東京都世田谷区の公立小学校に通う児童(と教員)の日常を1年間にわたって追った2023年のドキュメンタリー作品『小学校〜それは小さな社会〜』は、とても素敵な映画だった。
国内のみならず世界各国で上映され、同じ素材から製作された短編『Instruments of a Beating Heart』は第97回米アカデミー賞短編ドキュメンタリー部門にノミネートされたが、十分に納得できる話である。
近づき過ぎず、離れ過ぎもしない子どもたちとの距離感、そして全体に貫かれた柔らかな空気感が心地よい一方、適度な深みも感じさせてくれた。
そのため私は一度だけでは飽き足らず、結局は3回ほど観てしまった。
そんな私が同作の監督による著作『それでも息子を日本の小学校に通わせたい』(山崎エマ・著、新潮新書)に関心を抱いたのも当然の話だった。
なぜこれらの作品はここまで評価されたのか。
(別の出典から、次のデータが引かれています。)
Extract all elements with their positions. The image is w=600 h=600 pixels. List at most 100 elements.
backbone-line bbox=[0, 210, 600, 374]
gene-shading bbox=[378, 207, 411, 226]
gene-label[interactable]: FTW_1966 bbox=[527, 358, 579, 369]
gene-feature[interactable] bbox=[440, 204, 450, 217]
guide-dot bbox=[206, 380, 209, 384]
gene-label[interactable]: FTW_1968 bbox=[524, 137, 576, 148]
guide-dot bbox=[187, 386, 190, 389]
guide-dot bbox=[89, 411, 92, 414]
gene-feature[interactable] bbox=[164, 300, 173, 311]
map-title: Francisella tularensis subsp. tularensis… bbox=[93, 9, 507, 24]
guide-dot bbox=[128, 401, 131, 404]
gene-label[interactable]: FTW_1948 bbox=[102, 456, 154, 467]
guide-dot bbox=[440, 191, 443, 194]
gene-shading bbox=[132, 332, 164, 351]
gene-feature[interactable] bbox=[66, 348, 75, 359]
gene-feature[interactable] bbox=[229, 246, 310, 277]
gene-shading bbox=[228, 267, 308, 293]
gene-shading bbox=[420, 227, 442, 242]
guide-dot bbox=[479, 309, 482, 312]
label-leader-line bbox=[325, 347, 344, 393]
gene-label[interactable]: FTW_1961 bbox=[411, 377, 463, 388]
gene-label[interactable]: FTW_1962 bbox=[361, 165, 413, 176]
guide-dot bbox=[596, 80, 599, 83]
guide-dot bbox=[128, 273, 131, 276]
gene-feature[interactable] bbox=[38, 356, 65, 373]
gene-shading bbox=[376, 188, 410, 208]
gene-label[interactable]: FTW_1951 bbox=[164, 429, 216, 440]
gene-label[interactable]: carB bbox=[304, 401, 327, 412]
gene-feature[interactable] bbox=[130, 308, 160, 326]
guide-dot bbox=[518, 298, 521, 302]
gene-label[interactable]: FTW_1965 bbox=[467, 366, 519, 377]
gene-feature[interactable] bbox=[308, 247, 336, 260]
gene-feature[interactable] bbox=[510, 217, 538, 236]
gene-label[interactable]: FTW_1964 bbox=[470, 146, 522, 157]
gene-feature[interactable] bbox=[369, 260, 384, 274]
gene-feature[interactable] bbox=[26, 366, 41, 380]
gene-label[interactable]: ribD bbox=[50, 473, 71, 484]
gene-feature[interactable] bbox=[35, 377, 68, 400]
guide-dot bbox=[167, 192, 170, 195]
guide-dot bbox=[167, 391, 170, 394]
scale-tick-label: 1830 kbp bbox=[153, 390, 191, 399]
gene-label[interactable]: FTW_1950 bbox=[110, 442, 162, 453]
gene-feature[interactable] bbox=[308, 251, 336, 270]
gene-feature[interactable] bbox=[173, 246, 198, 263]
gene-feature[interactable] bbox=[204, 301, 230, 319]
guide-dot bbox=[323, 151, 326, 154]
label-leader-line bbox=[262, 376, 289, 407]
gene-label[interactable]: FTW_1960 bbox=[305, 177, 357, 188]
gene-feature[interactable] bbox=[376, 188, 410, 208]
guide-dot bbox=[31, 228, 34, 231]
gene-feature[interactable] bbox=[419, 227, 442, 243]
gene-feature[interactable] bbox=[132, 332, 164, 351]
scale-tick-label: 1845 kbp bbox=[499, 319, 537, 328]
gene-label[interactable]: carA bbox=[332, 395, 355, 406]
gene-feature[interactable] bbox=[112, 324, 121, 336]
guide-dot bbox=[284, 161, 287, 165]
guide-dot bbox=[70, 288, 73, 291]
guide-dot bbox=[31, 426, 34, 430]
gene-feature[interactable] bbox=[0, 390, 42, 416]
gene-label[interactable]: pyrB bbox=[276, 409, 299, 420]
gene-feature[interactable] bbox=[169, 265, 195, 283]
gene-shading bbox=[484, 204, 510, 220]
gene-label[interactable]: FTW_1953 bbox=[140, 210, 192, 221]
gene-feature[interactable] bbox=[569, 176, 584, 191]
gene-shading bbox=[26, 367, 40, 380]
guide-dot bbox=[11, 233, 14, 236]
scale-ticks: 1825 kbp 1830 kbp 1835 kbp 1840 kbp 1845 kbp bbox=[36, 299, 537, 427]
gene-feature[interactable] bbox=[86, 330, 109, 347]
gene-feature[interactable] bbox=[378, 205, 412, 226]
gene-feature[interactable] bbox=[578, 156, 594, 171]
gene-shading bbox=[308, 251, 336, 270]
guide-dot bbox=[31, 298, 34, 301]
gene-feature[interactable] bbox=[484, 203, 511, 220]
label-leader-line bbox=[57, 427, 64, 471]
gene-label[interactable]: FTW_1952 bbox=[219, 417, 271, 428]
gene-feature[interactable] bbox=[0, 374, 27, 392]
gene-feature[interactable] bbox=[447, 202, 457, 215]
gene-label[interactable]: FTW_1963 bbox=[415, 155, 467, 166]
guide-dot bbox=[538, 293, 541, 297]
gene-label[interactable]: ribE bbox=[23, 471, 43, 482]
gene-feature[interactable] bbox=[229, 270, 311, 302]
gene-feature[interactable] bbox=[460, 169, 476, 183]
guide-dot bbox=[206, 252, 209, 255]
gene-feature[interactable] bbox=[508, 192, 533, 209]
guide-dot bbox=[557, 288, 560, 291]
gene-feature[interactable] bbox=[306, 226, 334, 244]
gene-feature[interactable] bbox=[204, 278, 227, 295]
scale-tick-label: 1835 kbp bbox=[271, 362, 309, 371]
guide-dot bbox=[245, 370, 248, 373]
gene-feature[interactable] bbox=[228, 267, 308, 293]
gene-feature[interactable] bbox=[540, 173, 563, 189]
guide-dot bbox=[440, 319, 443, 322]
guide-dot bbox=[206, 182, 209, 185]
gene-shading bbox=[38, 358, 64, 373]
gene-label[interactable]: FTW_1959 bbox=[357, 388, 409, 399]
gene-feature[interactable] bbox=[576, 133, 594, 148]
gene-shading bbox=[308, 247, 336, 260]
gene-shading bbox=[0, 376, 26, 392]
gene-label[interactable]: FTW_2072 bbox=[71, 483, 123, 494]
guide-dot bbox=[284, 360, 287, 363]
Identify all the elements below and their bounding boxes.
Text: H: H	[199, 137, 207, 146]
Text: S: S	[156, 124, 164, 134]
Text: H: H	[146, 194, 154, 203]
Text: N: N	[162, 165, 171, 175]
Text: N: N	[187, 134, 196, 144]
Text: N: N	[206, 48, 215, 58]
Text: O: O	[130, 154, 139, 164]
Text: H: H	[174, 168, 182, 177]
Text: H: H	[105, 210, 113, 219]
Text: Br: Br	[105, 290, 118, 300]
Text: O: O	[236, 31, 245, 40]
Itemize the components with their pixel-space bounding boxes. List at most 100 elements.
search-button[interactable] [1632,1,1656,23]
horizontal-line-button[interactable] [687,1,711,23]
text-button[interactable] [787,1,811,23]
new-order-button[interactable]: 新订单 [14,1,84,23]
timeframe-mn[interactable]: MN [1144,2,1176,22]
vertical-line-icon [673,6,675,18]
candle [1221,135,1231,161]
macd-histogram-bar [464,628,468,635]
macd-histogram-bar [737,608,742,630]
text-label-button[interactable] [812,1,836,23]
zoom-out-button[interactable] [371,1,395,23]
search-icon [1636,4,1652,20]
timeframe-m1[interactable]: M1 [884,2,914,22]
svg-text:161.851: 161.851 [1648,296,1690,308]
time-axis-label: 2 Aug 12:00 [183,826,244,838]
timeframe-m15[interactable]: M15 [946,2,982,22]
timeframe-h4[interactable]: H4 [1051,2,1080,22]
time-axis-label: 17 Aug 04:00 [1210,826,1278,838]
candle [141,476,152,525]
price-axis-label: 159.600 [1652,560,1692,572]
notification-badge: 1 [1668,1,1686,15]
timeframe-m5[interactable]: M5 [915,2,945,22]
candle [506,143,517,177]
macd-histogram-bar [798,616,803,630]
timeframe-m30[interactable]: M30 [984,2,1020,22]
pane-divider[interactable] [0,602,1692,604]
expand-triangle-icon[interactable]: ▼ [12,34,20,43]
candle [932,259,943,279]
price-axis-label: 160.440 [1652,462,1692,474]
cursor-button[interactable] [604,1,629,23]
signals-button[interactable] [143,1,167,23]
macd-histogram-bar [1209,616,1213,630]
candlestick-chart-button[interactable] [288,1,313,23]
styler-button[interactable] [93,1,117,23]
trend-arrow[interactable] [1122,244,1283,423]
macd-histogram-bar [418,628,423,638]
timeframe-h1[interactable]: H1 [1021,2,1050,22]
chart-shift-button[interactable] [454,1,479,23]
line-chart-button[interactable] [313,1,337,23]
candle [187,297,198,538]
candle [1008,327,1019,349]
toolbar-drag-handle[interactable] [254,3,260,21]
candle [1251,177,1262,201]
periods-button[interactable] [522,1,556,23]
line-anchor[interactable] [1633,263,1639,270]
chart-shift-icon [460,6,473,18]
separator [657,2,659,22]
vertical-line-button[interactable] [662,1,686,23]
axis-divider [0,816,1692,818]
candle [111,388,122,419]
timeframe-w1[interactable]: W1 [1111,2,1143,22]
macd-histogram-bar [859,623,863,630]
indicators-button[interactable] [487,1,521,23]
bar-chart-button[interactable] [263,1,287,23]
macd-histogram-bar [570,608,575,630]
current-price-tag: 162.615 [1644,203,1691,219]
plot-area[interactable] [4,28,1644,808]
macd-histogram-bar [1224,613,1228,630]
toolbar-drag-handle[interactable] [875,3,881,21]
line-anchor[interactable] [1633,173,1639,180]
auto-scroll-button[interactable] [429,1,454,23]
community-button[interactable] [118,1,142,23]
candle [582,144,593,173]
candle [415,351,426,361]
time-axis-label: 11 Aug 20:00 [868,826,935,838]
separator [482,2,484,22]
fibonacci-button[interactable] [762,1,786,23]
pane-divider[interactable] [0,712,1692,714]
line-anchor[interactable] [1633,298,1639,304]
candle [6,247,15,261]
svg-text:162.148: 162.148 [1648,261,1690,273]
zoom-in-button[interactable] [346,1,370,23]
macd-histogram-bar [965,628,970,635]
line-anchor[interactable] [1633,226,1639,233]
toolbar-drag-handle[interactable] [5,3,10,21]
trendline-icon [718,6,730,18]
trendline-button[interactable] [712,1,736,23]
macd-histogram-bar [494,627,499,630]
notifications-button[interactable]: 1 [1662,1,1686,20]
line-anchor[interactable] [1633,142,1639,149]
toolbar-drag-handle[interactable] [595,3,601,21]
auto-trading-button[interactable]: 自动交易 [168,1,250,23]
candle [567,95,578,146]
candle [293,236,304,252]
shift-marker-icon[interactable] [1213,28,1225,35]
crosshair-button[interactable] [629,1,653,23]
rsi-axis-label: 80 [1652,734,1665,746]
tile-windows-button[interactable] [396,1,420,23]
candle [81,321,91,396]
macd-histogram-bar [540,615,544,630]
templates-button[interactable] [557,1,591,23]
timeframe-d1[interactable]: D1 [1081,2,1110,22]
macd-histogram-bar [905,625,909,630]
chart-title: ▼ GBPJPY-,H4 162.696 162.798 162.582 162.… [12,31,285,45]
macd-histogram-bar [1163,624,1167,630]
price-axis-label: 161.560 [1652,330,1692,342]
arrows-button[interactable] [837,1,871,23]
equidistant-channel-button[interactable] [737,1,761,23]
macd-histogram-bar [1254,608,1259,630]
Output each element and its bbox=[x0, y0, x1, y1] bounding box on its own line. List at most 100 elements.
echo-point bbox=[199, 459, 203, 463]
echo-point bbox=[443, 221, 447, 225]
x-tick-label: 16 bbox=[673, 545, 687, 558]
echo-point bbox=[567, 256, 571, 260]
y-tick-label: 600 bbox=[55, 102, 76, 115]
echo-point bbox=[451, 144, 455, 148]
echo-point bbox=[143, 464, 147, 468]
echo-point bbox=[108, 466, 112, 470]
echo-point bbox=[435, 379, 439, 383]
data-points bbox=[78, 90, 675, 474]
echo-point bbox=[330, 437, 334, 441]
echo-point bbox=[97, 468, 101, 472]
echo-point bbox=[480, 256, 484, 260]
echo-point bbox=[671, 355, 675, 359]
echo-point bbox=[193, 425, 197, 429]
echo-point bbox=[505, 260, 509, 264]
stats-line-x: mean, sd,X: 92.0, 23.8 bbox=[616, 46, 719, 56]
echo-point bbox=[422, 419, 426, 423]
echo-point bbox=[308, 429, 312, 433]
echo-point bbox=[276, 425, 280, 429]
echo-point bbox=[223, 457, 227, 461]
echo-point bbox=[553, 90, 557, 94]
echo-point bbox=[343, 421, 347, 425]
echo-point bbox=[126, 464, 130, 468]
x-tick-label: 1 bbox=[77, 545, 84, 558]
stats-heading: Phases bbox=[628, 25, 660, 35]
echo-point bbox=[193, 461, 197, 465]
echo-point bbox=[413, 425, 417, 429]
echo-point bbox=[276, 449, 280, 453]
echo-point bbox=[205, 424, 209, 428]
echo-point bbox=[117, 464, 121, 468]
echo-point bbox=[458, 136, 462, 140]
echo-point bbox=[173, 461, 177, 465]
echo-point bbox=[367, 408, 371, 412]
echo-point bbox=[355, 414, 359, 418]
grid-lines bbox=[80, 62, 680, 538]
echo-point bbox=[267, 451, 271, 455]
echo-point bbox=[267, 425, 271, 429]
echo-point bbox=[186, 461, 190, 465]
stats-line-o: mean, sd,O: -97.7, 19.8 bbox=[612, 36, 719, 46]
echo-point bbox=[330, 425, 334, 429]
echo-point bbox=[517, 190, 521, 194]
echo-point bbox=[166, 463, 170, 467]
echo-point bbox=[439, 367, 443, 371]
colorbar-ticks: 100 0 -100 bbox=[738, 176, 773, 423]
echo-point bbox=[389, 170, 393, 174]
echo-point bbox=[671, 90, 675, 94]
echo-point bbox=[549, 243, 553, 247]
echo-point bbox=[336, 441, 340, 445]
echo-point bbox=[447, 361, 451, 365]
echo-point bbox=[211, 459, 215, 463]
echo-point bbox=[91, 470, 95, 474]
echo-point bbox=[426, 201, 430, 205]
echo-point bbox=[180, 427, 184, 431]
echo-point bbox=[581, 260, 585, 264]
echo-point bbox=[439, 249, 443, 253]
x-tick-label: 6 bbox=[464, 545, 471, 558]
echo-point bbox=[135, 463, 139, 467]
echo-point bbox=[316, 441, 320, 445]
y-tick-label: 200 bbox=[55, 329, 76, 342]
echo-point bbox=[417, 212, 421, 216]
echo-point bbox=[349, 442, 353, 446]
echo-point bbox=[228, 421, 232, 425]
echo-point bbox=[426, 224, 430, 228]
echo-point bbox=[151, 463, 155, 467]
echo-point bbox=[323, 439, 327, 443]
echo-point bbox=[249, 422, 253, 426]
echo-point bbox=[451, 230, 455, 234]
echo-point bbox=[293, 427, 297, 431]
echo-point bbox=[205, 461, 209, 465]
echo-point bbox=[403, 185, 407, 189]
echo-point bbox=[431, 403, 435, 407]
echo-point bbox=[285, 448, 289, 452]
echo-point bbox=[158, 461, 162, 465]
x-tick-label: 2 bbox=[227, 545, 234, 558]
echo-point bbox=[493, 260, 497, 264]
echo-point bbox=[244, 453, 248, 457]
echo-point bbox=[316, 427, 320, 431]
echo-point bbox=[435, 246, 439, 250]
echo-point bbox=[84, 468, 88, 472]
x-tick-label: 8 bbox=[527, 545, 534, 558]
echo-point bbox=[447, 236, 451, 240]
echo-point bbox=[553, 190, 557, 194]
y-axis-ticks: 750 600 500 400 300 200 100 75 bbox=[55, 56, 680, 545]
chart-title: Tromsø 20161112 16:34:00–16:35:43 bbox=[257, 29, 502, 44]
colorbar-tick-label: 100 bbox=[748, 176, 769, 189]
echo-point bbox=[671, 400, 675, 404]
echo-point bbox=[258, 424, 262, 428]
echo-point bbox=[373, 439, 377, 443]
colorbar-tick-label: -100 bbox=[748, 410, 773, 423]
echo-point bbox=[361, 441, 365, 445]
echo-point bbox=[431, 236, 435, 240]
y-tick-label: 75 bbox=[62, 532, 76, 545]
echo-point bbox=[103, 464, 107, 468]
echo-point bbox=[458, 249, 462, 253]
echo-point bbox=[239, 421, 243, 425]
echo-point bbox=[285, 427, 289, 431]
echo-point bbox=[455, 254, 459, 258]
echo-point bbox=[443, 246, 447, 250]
それは、日本の小学校が世界でも稀に見る独自の教育を実践しており、その姿が国際的な関心を集めているからだと思います。
日本の小学校では、国語や算数などのいわゆる教科学習だけでなく、掃除、給食、係活動や行事など、日々の生活そのものが教育の一環として位置づけられています。私たちからすれば「当たり前」のことですが、小学生が学校で掃除をしたり、給食を配膳する様子を収めた動画が「世にも珍しい光景」として海外のネット上で“バズった”こともありました。(「はじめに」より)
日本の小学校(特に公立)に通った人には、理解できる話だろう。しかも著者はイギリス人の父と日本人の母のもとに生まれ、大阪の公立小学校、神戸のインターナショナルスクールを経てアメリカの大学に留学したという経歴の持ち主である。